We had plans to be at K– and N–‘s place by 3:30, so that T– could go shopping with N– to help her find a frame for a painting T– had made her a year or so ago. D– joined us (because he and I were going to go hang with K– and probably play some XBox), we drove up there, and then N– took T– to get a massage. As a special surprise, several of her friends were there, too.

While she was doing that, K– got the kitchen decorated and set up for a surprise party, D– watched AB, and I ran up to Walgreens to get some wrapping paper and wrapped T–‘s present. When T– came back to the house, with Becca and E– and my little sister in tow, she was surprised again to find an actual party waiting for her. She loved it all.

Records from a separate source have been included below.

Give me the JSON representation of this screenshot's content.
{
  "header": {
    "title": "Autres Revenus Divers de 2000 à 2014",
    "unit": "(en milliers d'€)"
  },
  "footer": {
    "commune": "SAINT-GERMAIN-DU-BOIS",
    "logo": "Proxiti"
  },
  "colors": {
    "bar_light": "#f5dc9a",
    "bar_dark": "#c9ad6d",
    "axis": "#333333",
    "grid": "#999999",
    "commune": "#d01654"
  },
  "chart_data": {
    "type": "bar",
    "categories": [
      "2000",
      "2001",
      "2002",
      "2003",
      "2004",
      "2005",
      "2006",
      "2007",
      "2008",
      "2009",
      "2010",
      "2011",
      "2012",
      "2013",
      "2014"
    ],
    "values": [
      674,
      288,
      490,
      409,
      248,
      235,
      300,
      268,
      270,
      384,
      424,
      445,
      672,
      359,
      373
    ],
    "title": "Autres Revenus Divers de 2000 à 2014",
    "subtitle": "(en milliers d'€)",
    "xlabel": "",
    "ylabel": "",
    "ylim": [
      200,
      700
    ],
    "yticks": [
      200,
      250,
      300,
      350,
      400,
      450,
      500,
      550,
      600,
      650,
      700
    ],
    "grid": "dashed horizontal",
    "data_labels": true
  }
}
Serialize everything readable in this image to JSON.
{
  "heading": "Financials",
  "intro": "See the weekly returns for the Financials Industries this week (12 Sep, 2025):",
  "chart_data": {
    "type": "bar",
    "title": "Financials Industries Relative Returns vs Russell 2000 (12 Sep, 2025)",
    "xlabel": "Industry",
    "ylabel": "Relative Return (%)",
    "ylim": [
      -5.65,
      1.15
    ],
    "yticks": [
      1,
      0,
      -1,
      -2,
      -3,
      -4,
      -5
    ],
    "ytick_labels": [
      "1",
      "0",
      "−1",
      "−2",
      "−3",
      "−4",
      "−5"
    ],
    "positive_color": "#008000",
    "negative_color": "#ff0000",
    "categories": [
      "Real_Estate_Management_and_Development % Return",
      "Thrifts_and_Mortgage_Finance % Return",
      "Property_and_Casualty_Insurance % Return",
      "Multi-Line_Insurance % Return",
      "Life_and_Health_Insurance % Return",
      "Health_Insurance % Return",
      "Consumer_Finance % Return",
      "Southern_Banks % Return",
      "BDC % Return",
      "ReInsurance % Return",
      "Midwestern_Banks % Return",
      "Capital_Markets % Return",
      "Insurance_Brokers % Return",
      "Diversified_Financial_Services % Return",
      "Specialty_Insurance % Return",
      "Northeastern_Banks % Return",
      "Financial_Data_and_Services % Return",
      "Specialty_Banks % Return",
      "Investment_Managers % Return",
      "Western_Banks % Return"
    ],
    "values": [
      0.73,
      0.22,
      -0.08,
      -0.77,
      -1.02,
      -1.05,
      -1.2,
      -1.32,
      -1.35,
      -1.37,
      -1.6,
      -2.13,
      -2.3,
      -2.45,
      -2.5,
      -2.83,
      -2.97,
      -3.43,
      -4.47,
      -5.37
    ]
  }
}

When the party finally wound down, T– went with my sister to do some shopping at Hobby Lobby, and B– gave D– and me a ride back to our house. I read another two chapters of Triad so I could give some specific feedback, and then contacted D– to see if he wanted to go out. We ended up heading to Henry Hudson’s around nine, and we were there until they turned on the lights and kicked us out. In betwixt, too much alcohol and much talk of relationships and religion.

I got home around 2:30, and made the wise decision to stay up and do some hydrating, and while I was at it I watched Joe vs. the Volcano. Excellent flick. Finally went to bed a little after four.

Sunday
Sunday morning I woke up in time for church, took a Benadryl and two ibuprofen, and then crawled back into bed. T– called me at 11:45 to ask (doubtfully) if I wanted to join them for lunch, and I said sure. We had Schlotzky’s, which really hit the spot.

Then I spent the afternoon playing Fallout, which is an incredibly massive game. I got lost in it, and in no time at all it was after five. T– called me out for dinner, and afterward I decided I should actually do something useful with my Sunday so I mowed. Then I got a little too ambitious and pulled out the chainsaw to trim some of the trees along our front fence. The end result looks nice, though, and it should make mowing next time a more pleasant experience, though.

After that I came in and helped T– get her Cricut up and running, and she showed off just how cool it is (which is to say, very), and then we put AB down for a nap, and then we sat side-by-side on the loveseat with our various laptops and read through Digg for an hour (which was a little surreal), and then we went to bed.

Other than that, it’s just things and stuff.